I've been thinking about how to use Essential Questions to make American History more appealing to students who are not from the United States. I'm planning a unit on the Civil War. I'm bored by the Civil War. I became a Social Studies teacher because I enjoy looking at people....not dates or battle fields. This unit in our curriculum is all about the Civil War and wants the emancipation proclamation and a battlefield described. I've put off creating this lesson because I'm bored by just thinking about it.
I began thinking about the bigger issue.....what is the thing that is timeless about the Civil War? ...not the causes....the actual war itself.
I did what I do best, I had a conversation....several conversations about what this essential question(s) could be. I sat down with one of my assistant principals, Kevin Greeley, asking if I could have a conversation with him about "instruction." We discussed that dates may not be that important for my students....but the ability to connect the material to their lives is important.

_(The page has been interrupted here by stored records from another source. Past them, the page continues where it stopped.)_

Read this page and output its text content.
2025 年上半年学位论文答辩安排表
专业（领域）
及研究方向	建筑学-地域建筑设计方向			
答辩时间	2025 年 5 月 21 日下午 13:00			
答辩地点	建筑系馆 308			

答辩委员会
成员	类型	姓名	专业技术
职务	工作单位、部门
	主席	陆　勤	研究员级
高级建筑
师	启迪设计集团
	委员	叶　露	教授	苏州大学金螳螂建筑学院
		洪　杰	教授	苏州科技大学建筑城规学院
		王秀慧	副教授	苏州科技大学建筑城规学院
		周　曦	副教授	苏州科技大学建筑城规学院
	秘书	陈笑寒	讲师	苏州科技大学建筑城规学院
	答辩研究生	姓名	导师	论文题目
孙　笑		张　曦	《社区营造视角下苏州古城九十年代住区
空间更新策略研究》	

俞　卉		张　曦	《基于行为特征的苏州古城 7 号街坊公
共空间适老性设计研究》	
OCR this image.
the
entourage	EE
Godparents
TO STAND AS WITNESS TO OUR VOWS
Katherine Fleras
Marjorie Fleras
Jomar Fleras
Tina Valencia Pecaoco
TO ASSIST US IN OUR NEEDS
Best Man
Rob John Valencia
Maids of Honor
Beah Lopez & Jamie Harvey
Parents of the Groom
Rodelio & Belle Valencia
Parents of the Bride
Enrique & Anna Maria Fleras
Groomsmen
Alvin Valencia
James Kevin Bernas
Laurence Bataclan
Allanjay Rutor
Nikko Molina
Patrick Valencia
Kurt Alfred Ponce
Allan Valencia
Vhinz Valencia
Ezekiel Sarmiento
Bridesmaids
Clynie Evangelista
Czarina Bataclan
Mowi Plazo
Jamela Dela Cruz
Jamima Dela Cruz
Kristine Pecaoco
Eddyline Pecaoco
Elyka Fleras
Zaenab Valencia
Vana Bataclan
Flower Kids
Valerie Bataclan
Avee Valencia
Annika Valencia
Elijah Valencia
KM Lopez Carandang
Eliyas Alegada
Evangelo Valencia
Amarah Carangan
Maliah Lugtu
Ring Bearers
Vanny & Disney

I have students from Egypt, China, Somalia, and Mexico. All of these countries are closer to Civil War than I have ever been.
I took the things we talked about and talked with Joe Miller. For spending the first part of his career outside of education, he has amazing insights. He is our director of Assessment and the Global Learner Guru of Technology.
Through these conversations, I've finally narrowed the questions down:
What effect does civil war have on people?
What is the definition of civil war?